Ce colloque se propose de faire le point et d’approfondir les axes d’étude soulevés dans le descriptif, et accueille toute proposition qui concernera les sujets suivants, sur l’anglais, le russe ou toute autre langue :
- Il est indéniable que les langues slaves, surtout le russe, ont joué un rôle considérable dans le développement du concept d’aspect. Ainsi, on pourra approfondir la question de l’origine et de la définition de la catégorie « aspect » au travers d’une étude épistémologique, en la confrontant notamment à la catégorie « temps » (Comrie 1976, Dahl 1985). La distinction nette entre deux verbes d’aspect différent, « perfectif / imperfectif », dans les langues slaves existe plus ou moins depuis le début du XXème siècle (grammaire de V.A. Bogorodickij 1904); les travaux d’Agrell (1908), qui a introduit la notion d’Aktionsart, ont mis fin à la discussion sur le nombre d’aspects en russe. Tous les aspectologues distinguent à présent les termes vid (appliqué aux langues slaves ; il s’agit de la catégorie grammaticale) et aspektual’nost’ (il s’agit de la catégorie notionnelle). On soulignera donc la spécificité des langues slaves et le rôle des slavistes dans la formation de ce concept. Il est intéressant d’observer que les grands grammairiens de la langue anglaise de la première moitié du XXème siècle n’ont eu de cesse de définir des sous-classes d’aspect (Curme 1931), de décrire le « caractère » (character) des verbes anglais (Poutsma 1921), et ont continué d’appeler le progressif continous ou expanded tense (ou form).

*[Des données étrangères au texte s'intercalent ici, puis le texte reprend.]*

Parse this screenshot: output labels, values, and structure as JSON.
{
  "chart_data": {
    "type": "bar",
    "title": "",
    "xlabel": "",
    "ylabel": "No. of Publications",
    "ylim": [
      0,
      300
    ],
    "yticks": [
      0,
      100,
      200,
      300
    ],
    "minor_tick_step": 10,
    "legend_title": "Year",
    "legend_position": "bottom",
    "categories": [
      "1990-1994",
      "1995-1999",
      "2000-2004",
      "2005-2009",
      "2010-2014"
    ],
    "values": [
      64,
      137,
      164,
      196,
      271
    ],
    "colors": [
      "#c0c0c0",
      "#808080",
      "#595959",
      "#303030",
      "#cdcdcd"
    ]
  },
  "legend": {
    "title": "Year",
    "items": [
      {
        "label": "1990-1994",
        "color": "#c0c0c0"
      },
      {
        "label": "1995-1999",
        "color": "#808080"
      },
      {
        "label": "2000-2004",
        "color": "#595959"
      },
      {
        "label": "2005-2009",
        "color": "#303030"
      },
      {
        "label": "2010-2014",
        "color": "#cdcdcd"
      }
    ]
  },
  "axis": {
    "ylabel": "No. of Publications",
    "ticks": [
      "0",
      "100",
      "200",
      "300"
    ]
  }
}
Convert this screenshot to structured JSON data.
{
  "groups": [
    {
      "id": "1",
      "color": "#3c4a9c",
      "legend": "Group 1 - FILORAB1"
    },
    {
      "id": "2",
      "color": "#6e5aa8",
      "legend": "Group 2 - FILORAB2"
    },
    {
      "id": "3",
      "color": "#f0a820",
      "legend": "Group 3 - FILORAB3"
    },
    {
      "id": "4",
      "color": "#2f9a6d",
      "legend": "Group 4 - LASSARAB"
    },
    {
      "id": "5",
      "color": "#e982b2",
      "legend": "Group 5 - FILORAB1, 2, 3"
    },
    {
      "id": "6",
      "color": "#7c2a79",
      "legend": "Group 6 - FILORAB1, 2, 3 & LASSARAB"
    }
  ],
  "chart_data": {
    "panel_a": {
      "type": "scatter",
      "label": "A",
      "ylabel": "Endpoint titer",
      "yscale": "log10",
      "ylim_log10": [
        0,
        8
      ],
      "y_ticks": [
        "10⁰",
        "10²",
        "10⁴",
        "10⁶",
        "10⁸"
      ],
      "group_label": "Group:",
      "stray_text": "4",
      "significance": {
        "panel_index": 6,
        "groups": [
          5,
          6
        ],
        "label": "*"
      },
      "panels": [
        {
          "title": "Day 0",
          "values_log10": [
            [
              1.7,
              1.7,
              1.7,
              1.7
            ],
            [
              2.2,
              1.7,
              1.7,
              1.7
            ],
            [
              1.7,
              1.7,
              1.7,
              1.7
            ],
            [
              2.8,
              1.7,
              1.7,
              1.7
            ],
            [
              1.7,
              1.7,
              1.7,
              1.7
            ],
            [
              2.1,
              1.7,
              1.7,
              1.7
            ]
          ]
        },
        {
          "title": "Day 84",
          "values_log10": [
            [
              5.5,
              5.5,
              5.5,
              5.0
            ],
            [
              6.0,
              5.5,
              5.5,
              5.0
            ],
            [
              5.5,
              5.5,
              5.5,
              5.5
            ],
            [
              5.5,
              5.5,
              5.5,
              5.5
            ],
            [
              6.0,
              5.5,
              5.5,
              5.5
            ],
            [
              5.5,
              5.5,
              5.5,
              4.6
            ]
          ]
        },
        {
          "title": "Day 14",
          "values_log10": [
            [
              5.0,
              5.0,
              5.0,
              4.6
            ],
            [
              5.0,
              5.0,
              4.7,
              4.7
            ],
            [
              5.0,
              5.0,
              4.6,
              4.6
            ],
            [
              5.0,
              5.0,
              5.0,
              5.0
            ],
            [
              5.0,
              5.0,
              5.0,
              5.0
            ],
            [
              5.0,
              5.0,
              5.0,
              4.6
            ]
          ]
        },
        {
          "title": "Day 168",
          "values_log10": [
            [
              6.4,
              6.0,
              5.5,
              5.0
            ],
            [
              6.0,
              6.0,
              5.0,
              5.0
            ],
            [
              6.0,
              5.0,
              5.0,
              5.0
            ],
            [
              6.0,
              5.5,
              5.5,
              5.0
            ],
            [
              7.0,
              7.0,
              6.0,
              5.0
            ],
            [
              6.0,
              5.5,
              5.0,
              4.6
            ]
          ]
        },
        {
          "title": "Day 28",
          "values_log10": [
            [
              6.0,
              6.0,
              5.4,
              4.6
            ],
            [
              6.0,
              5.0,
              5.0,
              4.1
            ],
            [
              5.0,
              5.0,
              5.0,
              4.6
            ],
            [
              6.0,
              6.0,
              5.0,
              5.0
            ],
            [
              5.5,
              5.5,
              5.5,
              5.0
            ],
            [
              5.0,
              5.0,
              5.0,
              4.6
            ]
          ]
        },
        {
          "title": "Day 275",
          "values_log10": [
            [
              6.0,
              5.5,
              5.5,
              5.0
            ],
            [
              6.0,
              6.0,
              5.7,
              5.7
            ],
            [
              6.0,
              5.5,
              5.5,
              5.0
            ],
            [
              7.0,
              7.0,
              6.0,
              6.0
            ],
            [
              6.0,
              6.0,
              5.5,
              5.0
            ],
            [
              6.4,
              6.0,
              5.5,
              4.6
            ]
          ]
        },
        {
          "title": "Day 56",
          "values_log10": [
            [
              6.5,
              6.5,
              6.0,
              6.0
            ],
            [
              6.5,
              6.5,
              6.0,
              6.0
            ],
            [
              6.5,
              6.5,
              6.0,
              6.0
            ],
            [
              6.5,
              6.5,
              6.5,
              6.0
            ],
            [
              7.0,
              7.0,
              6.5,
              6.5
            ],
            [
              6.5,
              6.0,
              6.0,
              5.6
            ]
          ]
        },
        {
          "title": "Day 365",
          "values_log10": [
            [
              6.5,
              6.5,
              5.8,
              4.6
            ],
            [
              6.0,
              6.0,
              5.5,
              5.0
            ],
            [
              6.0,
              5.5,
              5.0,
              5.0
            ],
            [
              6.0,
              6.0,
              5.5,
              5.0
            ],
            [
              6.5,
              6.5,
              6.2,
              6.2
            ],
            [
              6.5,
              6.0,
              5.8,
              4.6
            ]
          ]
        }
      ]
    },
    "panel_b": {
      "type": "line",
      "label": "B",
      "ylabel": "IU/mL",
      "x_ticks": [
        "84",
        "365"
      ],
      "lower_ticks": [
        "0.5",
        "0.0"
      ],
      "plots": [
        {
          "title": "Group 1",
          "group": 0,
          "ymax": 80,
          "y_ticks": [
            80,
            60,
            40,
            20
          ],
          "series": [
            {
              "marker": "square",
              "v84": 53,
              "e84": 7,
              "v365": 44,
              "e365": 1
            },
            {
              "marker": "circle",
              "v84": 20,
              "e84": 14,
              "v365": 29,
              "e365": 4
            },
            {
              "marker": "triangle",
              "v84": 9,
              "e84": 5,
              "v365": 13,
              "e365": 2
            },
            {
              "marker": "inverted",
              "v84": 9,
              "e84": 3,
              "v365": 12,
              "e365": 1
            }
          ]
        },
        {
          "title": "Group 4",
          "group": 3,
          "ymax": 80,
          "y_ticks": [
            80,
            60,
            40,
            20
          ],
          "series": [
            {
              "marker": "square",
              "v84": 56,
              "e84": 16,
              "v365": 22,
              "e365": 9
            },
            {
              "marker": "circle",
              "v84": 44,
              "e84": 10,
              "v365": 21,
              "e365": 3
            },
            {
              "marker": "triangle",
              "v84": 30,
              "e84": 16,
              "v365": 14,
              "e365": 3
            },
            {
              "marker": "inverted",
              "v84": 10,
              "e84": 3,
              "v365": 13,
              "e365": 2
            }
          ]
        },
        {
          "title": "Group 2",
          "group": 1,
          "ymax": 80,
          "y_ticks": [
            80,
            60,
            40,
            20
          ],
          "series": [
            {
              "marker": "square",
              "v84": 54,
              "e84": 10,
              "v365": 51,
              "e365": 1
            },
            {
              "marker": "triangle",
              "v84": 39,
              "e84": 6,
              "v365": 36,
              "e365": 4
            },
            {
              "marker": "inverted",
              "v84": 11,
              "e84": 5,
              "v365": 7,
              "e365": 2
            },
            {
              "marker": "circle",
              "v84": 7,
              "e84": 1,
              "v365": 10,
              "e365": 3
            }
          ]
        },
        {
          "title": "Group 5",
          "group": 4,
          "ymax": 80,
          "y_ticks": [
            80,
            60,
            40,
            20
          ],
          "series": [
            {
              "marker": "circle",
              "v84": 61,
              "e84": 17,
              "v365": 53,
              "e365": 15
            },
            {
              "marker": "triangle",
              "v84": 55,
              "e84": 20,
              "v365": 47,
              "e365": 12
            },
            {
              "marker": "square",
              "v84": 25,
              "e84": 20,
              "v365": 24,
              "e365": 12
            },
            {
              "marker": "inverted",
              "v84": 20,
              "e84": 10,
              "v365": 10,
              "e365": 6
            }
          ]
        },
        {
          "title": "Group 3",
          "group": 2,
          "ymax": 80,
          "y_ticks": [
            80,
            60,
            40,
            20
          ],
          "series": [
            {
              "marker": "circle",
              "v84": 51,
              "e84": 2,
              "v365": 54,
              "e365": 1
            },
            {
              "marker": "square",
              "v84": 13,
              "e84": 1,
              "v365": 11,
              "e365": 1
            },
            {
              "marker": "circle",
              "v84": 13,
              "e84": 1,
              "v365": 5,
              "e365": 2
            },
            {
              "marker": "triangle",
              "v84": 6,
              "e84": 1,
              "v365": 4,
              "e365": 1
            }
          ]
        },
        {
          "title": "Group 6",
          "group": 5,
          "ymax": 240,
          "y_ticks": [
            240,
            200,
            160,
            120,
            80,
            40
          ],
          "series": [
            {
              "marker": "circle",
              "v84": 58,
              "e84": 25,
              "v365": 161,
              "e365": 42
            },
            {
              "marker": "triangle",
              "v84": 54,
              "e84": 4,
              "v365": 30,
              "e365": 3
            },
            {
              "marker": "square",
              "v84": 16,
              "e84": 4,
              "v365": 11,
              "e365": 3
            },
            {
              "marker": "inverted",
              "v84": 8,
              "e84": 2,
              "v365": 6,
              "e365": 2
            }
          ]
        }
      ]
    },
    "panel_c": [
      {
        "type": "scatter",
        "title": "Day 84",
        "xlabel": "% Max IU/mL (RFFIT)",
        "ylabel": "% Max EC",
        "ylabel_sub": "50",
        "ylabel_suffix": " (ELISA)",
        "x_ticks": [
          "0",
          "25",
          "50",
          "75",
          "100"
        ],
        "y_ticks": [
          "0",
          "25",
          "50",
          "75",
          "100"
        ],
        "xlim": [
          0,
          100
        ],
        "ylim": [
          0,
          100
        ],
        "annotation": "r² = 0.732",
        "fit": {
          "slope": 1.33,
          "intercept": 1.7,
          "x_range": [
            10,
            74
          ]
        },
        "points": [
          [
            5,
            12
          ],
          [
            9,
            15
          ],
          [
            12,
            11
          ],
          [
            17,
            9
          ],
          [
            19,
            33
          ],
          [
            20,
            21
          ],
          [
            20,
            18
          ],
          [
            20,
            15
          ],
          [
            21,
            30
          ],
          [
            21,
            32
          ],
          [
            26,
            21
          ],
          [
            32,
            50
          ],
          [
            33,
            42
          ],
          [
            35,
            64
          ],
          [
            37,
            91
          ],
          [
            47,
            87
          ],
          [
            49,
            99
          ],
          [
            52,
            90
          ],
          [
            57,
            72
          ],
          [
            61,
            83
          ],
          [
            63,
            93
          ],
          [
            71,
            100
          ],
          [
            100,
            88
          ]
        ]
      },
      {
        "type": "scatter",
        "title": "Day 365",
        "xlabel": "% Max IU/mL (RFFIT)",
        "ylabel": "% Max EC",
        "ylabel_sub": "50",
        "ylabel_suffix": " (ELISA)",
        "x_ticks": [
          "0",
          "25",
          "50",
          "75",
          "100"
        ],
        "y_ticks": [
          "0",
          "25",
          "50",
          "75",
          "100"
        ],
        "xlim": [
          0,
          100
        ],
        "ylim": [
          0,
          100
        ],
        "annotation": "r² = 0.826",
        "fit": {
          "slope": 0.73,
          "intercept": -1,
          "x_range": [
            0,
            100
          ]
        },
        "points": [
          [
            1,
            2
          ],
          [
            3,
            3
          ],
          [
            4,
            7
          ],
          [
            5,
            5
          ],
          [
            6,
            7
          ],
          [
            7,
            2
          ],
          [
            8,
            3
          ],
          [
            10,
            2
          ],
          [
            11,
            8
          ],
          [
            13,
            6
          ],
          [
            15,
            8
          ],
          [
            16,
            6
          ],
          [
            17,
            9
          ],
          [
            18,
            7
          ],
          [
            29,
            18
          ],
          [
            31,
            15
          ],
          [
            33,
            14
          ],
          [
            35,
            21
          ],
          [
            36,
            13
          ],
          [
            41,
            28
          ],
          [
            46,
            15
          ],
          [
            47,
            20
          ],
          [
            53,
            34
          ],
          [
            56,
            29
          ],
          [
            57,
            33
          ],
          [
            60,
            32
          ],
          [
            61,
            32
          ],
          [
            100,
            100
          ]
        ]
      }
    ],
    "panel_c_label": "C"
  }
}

- Les théories bidimensionnelles du type de celle de Smith (1991) continuent d’occuper une place importante dans les travaux consacrés à l’aspect. Ceci amène deux séries de questionnements :
1) il convient de distinguer l’aspect en tant que catégorie grammaticale et l’aspect en tant que catégorie notionnelle, exprimée par différents moyens : un certain nombre d’approches plus empiriquesont montré que ces moyens d’expression peuvent être très variés selon les langues, et que nous trouvons souvent des regroupements aspectuels polysémiques plutôt qu’une opposition nette entre les deux types d’aspect (Dik 1989, Plungian 2012) ; parfois même, ce qui relève de l’aspect lexical dans une langue donnée peut relever de l’aspect grammatical dans une autre (Tournadre 2004) ;
2) il convient également de s’interroger sur l’essence même de l’aspect : en russe, c’est l’opposition lexico-grammaticale « perfectif/imperfectif », même si son contenu exact ne peut se résumer facilement ; dans d’autres langues (y compris slaves, comme le bulgare), l’opposition aspectuelle connaît d’autres types de réalisation : « accompli/inaccompli », « aoristique/parfait », etc. Ainsi, ce qui est grammaticalisé dans les langues slaves, c’est la catégorie perfectif / imperfectif, les autres caractéristiques aspectuelles sont lexicales ; dans les autres langues, la répartition se fait autrement.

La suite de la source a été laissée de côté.